Impairment losses are recorded on mineral properties used in operations when indicators of impairment are present and the undiscounted cash flows estimated to be generated by those assets are less than the assets’ carrying amount.
 
Capital Assets
Capital assets consisting of the diamond and gold processing plant and other machinery are recorded at cost and depreciated over their estimated useful life of 10 years, on a straight-line basis. Capital assets consisting of computer and other office equipment are recorded at cost and depreciated over their estimated useful life of 3 years, on a straight-line basis. Depreciation of $17, 954 has been capitalized to inventory during the period ended September 30, 2013.
 
Basic Income (Loss) Per Share
The Company computes loss per share in accordance with “ASC-260”, “Earnings per Share” which requires presentation of both basic and diluted earnings per share on the face of the statement of operations. Basic loss per share is computed by dividing net loss available to common shareholders by the weighted average number of outstanding common shares during the period. Diluted loss per share gives effect to all dilutive potential common shares outstanding during the period.  Dilutive loss per share excludes all potential common shares if their effect is anti-dilutive.
 
Dividends
The Company has not adopted any policy regarding payment of dividends.

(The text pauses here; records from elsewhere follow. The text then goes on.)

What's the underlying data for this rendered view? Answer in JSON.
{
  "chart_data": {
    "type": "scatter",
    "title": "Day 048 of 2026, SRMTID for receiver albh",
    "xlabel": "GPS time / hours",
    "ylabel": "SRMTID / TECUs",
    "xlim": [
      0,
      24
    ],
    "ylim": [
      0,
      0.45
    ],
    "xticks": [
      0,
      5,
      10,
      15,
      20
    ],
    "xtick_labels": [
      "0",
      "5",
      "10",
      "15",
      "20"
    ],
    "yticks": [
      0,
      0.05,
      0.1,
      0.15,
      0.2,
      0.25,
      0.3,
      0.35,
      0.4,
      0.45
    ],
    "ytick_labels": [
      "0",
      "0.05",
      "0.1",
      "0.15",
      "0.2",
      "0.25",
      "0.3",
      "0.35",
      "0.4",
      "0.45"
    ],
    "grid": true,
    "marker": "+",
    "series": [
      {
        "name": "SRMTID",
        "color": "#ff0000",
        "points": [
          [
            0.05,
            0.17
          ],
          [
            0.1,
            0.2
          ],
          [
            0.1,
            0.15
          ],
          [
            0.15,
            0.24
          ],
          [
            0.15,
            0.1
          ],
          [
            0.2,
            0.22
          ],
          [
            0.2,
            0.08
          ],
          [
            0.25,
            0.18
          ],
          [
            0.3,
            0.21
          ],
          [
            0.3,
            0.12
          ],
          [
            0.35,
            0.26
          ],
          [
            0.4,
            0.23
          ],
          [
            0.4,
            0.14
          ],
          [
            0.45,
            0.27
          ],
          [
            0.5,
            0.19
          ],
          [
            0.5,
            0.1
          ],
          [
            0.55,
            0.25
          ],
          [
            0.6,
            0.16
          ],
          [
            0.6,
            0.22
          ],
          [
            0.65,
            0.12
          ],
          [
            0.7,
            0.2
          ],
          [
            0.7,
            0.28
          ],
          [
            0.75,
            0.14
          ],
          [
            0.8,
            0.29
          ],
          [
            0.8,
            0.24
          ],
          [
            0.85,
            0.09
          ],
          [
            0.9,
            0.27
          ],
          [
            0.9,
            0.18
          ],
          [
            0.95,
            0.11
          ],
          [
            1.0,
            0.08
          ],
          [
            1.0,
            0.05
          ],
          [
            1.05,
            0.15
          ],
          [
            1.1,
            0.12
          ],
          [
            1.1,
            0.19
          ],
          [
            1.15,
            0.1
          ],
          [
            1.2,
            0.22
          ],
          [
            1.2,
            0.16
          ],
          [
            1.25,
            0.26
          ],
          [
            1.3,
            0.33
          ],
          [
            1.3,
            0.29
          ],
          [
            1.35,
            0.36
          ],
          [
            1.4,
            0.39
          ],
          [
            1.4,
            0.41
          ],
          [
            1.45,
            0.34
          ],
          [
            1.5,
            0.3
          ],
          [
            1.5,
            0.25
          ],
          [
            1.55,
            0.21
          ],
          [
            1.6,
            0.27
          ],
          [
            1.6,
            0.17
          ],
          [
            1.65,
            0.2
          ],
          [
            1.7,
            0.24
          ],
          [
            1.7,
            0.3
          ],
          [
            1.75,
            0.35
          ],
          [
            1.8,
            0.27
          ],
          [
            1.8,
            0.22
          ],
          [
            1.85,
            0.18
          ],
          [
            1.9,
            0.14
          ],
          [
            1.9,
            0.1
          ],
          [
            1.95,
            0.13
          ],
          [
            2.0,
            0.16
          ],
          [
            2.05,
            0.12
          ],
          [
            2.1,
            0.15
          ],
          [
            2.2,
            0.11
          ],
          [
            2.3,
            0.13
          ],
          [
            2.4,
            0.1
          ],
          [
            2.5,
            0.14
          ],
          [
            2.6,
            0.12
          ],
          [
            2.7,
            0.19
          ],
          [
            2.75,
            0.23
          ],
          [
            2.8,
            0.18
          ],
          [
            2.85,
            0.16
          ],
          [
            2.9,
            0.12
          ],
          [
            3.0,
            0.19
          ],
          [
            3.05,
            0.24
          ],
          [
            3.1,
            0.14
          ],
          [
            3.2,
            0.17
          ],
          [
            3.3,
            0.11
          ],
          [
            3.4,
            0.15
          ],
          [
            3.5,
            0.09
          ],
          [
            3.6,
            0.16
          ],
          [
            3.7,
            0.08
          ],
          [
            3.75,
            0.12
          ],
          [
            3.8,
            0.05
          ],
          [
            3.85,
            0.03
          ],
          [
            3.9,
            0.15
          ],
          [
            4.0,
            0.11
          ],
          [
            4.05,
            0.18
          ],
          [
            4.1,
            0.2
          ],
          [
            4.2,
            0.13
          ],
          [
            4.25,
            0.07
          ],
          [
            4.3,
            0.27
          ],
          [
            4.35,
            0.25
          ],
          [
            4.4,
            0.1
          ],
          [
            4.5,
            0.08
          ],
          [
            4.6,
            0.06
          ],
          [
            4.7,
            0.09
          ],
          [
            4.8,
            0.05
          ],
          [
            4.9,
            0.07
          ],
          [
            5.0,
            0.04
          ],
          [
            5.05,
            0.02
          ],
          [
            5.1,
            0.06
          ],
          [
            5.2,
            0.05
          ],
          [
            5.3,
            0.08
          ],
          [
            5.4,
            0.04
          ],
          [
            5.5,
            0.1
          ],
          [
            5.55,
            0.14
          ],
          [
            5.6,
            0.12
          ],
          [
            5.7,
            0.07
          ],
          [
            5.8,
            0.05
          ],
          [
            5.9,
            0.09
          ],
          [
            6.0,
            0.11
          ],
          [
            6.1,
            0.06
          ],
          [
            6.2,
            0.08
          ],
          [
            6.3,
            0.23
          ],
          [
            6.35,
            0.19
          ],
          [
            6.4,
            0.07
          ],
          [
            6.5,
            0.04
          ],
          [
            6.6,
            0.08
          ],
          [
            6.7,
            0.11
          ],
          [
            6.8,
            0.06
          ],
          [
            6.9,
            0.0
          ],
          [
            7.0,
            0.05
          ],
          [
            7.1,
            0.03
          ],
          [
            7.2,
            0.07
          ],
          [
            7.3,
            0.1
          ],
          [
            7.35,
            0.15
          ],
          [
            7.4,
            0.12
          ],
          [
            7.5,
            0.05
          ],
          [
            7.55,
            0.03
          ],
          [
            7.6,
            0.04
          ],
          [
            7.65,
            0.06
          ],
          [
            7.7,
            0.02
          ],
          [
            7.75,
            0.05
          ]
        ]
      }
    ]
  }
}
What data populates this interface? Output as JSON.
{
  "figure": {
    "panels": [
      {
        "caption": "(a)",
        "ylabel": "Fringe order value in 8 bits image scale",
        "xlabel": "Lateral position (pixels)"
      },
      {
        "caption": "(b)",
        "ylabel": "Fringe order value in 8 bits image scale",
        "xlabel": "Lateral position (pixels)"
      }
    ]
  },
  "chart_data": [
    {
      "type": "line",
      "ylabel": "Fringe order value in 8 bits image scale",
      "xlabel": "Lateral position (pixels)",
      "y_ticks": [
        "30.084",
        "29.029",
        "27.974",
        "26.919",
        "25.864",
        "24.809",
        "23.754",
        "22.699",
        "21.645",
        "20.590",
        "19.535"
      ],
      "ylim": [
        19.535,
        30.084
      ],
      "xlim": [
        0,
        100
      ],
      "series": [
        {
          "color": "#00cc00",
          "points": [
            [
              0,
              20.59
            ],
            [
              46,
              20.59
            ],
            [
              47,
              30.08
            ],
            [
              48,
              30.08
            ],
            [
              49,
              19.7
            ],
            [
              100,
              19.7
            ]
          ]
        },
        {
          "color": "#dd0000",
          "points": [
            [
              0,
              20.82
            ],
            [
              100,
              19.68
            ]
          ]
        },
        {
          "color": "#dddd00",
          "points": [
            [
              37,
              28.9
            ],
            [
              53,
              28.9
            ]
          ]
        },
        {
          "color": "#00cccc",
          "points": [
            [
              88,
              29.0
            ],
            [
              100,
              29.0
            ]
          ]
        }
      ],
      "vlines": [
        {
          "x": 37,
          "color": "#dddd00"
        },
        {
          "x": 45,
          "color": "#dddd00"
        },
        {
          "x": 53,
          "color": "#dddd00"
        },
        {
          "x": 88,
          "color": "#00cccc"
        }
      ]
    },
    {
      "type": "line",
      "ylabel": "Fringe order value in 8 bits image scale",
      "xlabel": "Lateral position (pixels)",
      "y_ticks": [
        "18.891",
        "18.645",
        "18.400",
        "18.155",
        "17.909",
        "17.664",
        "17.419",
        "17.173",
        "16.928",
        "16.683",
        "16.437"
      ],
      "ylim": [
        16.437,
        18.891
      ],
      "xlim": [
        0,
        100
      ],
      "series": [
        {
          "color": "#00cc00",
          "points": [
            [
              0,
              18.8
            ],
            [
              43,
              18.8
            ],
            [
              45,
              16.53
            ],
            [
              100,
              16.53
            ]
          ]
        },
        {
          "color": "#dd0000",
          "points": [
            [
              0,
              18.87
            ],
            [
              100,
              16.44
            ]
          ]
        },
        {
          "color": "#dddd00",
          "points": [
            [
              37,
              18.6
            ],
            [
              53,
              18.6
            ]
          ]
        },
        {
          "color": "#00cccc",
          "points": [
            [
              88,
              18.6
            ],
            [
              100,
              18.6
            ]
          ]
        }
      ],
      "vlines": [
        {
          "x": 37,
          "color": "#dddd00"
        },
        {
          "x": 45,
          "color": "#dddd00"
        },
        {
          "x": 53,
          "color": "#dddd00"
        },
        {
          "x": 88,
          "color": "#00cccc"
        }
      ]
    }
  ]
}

No dividends have been paid during any of the periods shown.
 
Income Taxes
The Company follows the liability method of accounting for income taxes.  Under this method, deferred income tax assets and liabilities are recognized for the estimated tax consequences attributable to differences between the financial statement carrying values and their respective income tax basis (temporary differences).  The effect on deferred income tax assets and liabilities of a change in tax rates is recognized in income in the period that includes the enactment date.
 
Advertising Costs
The Company’s policy regarding advertising is to expense advertising when incurred. The Company incurred advertising expense of $0 and $0 during the periods ended September 30, 2013 and September 30, 2012.
 
Impairment of Long-Lived Assets
The Company continually monitors events and changes in circumstances that could indicate carrying amounts of long-lived assets may not be recoverable. When such events or changes in circumstances are present, the Company assesses the recoverability of long-lived assets by determining whether the carrying value of such assets will be recovered through undiscounted expected future cash flows. If the total of the future cash flows is less than the carrying amount of those assets, the Company recognizes an impairment loss based on the excess of the carrying amount over the fair value of the assets. Assets to be disposed of are reported at the lower of the carrying amount or the fair value less costs to sell.
 
Use of Estimates
The preparation of financial statements in conformity with generally accepted accounting principles requires management to make estimates and assumptions that affect the reported amounts of assets and liabilities and disclosure of contingent assets and liabilities at the date the financial statements and the reported amount of revenues and expenses during the reporting period.  Actual results could differ from those estimates.
 
Stock-Based Compensation
Stock-based compensation is accounted for at fair value in accordance with ASC 718.  The Company has adopted a stock option and award plan to attract, retain and motivate its directors, officers, employees, consultants and advisors. Options provide the opportunity to acquire a proprietary interest in the Company and to benefit from its growth. Vesting terms and conditions are determined by the Board of Directors at the time of the grant. The Plan provides for the issuance of up to 15,000,000 common shares for employees, consultants, directors, and advisors.
 
Recent Accounting Pronouncements
We have reviewed all recent accounting pronouncements issued to the date of the issuance of these financial statements, and we do not believe any of these pronouncements will have a material impact on the Company.